昨夜、アイラの部屋を訪れたラザールは、にこやかな笑みと共にこう言っていた。
『アイラ、昔の伝手を利用して、お前に剣の稽古を付けてもらえることになったぞ!』
昔の伝手とは、魔術師として活躍していた時のものだった。その伝手で、なんと城で働く騎士団の、しかも副団長の稽古を付けてもらえることになったというから、アイラは目を丸くしたのだ。
それが今、アイラの目の前にいるフィンという男だった。
歳は兄のクライドより上に見えるが、恐らく二十代前半だろう。
若くして副団長まで上り詰めた人に、週に一度だけ稽古を付けてもらえる…アイラは心から父に感謝した。
「あの、フィンさま。貴重なお休みの時間を私なんかの為に割いていただき、ありがとうございます」
「……うん、平気だよ。よろしくね」
気のせいか、一瞬フィンの瞳が鋭く光った。けれどすぐに手を差し出された為、アイラは深く考えずにその手を握り返す。
フィンの手のひらは固く、剣を握ってきた年月が感じられた。
「アイラ嬢は、どうして騎士を目指すの?」
突然そう問い掛けられ、アイラは握っていた手に思わず力を込めた。
動揺が伝わったのか、フィンが僅かに口角を上げて手を離す。
「タルコット男爵家といえば、正統な魔術師の家系だ。実際、君のお兄さんは魔術学校に入学したんだろう?」
「………はい」
「なのに、驚いたよ。男爵家のご令嬢が、まさか騎士を目指していて、その指導の打診が来るなんて」
アイラは気付いた。フィンは笑っているが、その目は決して笑っていない。
嘲るようなその視線は、かつて魔術学校で向けられたものに似ていた。
反射的に顔を背けたくなったが、何とか思いとどまったアイラは、負けないよう眉にぐっと力を入れる。

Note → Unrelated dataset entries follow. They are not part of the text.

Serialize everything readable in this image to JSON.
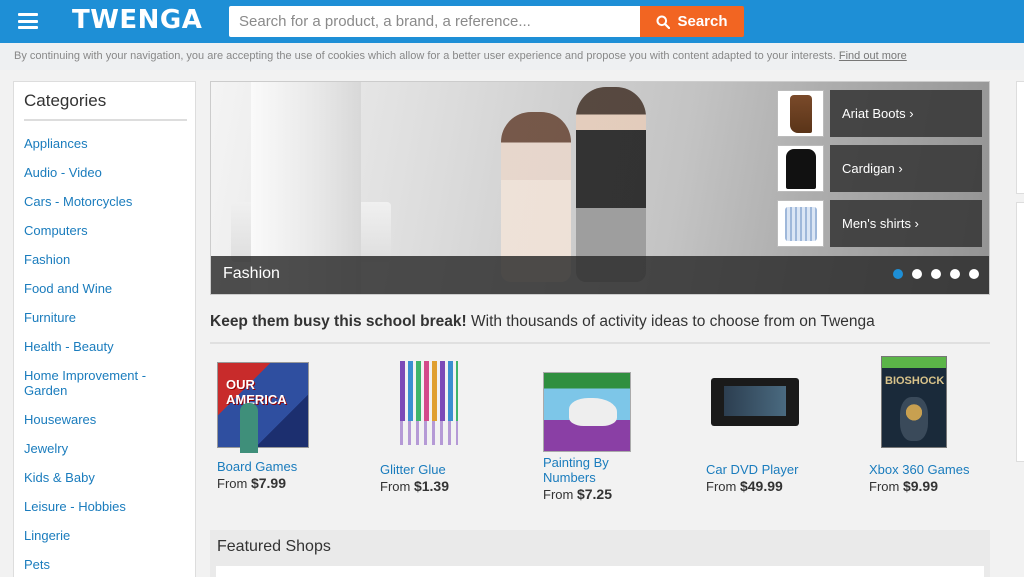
{
  "header": {
    "logo": "TWENGA",
    "search_placeholder": "Search for a product, a brand, a reference...",
    "search_label": "Search",
    "colors": {
      "bar": "#1e8fd6",
      "search_button": "#f26522"
    }
  },
  "cookie": {
    "text": "By continuing with your navigation, you are accepting the use of cookies which allow for a better user experience and propose you with content adapted to your interests.",
    "link": "Find out more"
  },
  "sidebar": {
    "title": "Categories",
    "items": [
      "Appliances",
      "Audio - Video",
      "Cars - Motorcycles",
      "Computers",
      "Fashion",
      "Food and Wine",
      "Furniture",
      "Health - Beauty",
      "Home Improvement - Garden",
      "Housewares",
      "Jewelry",
      "Kids & Baby",
      "Leisure - Hobbies",
      "Lingerie",
      "Pets"
    ]
  },
  "banner": {
    "caption": "Fashion",
    "links": [
      "Ariat Boots ›",
      "Cardigan ›",
      "Men's shirts ›"
    ],
    "dots_total": 5,
    "dots_active": 1
  },
  "promo": {
    "bold": "Keep them busy this school break!",
    "rest": " With thousands of activity ideas to choose from on Twenga"
  },
  "products": [
    {
      "name": "Board Games",
      "from": "From",
      "price": "$7.99"
    },
    {
      "name": "Glitter Glue",
      "from": "From",
      "price": "$1.39"
    },
    {
      "name": "Painting By Numbers",
      "from": "From",
      "price": "$7.25"
    },
    {
      "name": "Car DVD Player",
      "from": "From",
      "price": "$49.99"
    },
    {
      "name": "Xbox 360 Games",
      "from": "From",
      "price": "$9.99"
    }
  ],
  "featured": {
    "title": "Featured Shops"
  }
}
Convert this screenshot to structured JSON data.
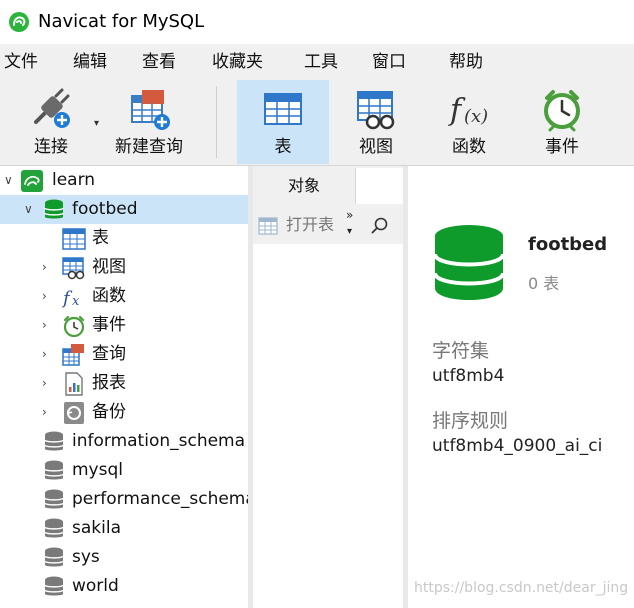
{
  "window": {
    "title": "Navicat for MySQL"
  },
  "menu": [
    "文件",
    "编辑",
    "查看",
    "收藏夹",
    "工具",
    "窗口",
    "帮助"
  ],
  "toolbar": {
    "connect": "连接",
    "new_query": "新建查询",
    "table": "表",
    "view": "视图",
    "function": "函数",
    "event": "事件"
  },
  "tree": {
    "connection": "learn",
    "database": "footbed",
    "children": [
      "表",
      "视图",
      "函数",
      "事件",
      "查询",
      "报表",
      "备份"
    ],
    "other_databases": [
      "information_schema",
      "mysql",
      "performance_schema",
      "sakila",
      "sys",
      "world"
    ]
  },
  "objects": {
    "tab": "对象",
    "open_table": "打开表"
  },
  "info": {
    "name": "footbed",
    "count": "0 表",
    "charset_label": "字符集",
    "charset_value": "utf8mb4",
    "collation_label": "排序规则",
    "collation_value": "utf8mb4_0900_ai_ci"
  },
  "watermark": "https://blog.csdn.net/dear_jing",
  "colors": {
    "accent": "#cce4f7",
    "db_green": "#0f9b2c",
    "toolbar_bg": "#f0f0f0"
  }
}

「……私の行動が、フィンさまの気に障ってしまったのなら申し訳ございません。けれど、私は本気です」
「ふぅん?」
「そもそも、フィンさまにとっては私が騎士を目指す理由など、どうでもいいのではないですか?」
アイラの挑発とも取れる言葉に、フィンは少し口の端を上げた。
「へえ。どうしてそう思うのかな」
「先ほどから、私を値踏みしていますよね。午前中も、ここで一人訓練していた私をこっそり見ていたでしょう?」
「あれ、気付かれてたんだ」
少し意外そうに言っているが、恐らく気配に気付くかどうかも試されていたのだと、アイラは思った。
魔力の高いアイラは、探ろうとすれば人の気配が分かる。相手が、よほど上手く気配を隠そうとしない限りは。
「フィンさまは、私が騎士になれるかどうか、単純にその一点だけを探っていたように思えます」
「うん、まぁほとんど正解だよ」
フィンはパチパチと両手を鳴らすと、不敵な笑みを浮かべて続ける。
「そして、その一点に関しては、君は不合格だよ……アイラ嬢」
「………」
「分かるだろ?筋力は無いし、木剣を振るう力だって弱すぎる。女騎士はそれこそ厳しい関門なんだ。君が何年後に騎士の登用試験を受けるにしても、稽古を付けたって結果は変わらないと思うね」
だから早く諦めなよ、と言外で言っている。
アイラは真珠色の瞳から視線を逸らさず、腰に携えていた木剣をフィンの前に突き出した。
「では、フィンさま」
「……うん?何この木剣。まさか…」
「私と、お手合わせ願います」
にっこりと笑ってそう告げると、フィンの顔がとても嫌そうに歪んだのだった。